A bit further, Neil stopped and revealed that he felt nauseous and weak. At this point, we should have turned around. Still several miles from the hut, and with nearly another thousand feet of elevation gain, Neil’s deteriorating condition should have set off “turn back” alarm bells.

Instead, we kept pushing. We’d come so far, we reasoned. Pushed forward by the fact that we’d committed so we were going to finish the hike, as much as the urge for bourbon and soup enjoyed in specatcular scenery at the hut.

Neil made it to the hut, but spent the night sick and wheezing, with wet, erratic breathing. We hoped the next day would be an improvement, but as evening set in, his breathing was worse, and his vision had clouded. He wasn’t eating. The next morning, he was having powerful headaches.

Miraculously, a group of Forest Service workers had skied in the previous night. One of them was an EMT and told us he suspected Neil might have HAPE. We hastily assembled our gear the next morning and set off on a nearby snowmobile road, where if Neil collapsed, we’d be able to flag down a passing rider. Neil made it down the mountain and spent the night receiving medical attention in Vail.

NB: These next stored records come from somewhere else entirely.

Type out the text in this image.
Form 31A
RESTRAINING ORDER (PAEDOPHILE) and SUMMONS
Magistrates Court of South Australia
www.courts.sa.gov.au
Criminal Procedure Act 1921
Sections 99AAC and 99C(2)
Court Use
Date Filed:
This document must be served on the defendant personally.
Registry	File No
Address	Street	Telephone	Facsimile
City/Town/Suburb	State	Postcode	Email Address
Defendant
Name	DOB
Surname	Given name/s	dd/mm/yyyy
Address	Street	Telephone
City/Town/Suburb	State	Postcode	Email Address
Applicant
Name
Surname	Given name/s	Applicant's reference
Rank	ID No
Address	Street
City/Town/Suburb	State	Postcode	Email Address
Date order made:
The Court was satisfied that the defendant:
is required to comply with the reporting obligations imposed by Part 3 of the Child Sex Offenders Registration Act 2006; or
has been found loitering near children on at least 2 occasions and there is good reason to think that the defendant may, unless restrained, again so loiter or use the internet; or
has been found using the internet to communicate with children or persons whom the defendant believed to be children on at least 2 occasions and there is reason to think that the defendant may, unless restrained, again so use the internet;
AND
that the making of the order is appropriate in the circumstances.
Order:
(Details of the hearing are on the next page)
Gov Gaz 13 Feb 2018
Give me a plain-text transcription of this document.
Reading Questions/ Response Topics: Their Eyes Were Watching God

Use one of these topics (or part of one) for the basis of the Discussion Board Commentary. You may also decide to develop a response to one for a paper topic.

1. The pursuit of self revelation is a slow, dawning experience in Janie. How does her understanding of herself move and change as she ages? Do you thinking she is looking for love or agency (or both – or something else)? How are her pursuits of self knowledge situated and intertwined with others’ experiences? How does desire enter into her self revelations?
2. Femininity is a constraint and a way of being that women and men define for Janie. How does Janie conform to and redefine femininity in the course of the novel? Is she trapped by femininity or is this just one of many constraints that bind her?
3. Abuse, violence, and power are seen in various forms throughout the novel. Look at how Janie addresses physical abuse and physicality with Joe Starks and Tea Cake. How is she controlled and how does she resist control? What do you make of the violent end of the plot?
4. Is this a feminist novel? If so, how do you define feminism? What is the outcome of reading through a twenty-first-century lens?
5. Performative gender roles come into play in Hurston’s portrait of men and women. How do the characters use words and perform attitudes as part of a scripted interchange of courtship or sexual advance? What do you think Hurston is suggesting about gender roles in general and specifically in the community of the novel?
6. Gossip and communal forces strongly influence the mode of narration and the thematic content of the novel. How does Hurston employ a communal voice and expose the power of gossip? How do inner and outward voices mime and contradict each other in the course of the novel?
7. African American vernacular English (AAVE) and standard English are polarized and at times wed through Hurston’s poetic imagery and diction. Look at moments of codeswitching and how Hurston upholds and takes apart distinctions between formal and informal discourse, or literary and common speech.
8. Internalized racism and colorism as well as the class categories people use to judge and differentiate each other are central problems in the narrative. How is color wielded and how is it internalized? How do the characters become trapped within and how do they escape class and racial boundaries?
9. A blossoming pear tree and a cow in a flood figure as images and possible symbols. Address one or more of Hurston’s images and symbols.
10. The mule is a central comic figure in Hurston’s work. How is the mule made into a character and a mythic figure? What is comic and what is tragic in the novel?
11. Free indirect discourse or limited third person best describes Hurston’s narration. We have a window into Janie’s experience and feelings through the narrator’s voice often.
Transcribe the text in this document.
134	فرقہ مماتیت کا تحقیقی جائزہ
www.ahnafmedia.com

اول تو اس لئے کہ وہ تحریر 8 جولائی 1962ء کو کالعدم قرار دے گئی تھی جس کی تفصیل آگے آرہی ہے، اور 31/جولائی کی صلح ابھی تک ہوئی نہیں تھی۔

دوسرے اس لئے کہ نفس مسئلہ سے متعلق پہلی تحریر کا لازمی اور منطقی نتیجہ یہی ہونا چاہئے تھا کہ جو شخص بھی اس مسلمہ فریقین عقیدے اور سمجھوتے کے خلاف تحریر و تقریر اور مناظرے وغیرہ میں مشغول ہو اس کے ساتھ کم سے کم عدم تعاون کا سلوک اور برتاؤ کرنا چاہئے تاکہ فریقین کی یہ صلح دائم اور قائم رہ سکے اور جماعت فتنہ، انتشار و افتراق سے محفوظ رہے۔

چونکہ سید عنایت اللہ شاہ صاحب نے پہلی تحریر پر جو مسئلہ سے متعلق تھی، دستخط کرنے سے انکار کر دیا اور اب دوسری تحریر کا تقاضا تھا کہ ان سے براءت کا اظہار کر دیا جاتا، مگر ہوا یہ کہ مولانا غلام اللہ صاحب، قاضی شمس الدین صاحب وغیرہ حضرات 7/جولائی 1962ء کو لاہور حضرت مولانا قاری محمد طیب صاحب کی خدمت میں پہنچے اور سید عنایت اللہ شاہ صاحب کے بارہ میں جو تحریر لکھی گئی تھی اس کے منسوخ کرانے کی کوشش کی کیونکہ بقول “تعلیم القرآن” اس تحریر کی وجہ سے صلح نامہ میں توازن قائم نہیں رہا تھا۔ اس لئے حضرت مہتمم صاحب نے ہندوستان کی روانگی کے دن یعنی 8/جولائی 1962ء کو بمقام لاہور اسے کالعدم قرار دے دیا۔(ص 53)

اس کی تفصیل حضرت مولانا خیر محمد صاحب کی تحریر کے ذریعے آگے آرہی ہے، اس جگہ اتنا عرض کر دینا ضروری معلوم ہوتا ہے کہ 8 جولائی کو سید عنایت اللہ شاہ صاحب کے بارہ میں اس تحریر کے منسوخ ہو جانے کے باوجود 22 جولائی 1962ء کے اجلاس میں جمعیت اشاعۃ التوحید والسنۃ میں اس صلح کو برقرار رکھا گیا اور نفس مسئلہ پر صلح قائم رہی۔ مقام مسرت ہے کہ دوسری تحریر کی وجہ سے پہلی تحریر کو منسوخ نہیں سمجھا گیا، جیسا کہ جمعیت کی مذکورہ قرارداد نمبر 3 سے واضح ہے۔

We should never have let Neil get that high up the mountain when he was clearly suffering. The seizing man in Kings Canyon should never have pushed higher once he was clearly ill.

Both of these cases of HAPE were products of the sunk cost fallacy—once you’ve invested so much energy in getting that far along a trek, it’s incredibly difficult to pull the plug and turn around.

I’d always associated this sort of thing with avoidable deaths on high mountain peaks, where the urge to press forward overwhelms a climber pushing them past the point of safety once they’ve invested so much time, energy, and money in reaching their goal.

But now, when I plan a backcountry trip that might take me into high elevations, or out in inclement weather that can hamper progress, I bake a turn around point into my plans. Because really, the only thing worse than not finishing a trip because I turned around for safety’s sake, is not finishing a trip because of injury. Or worse.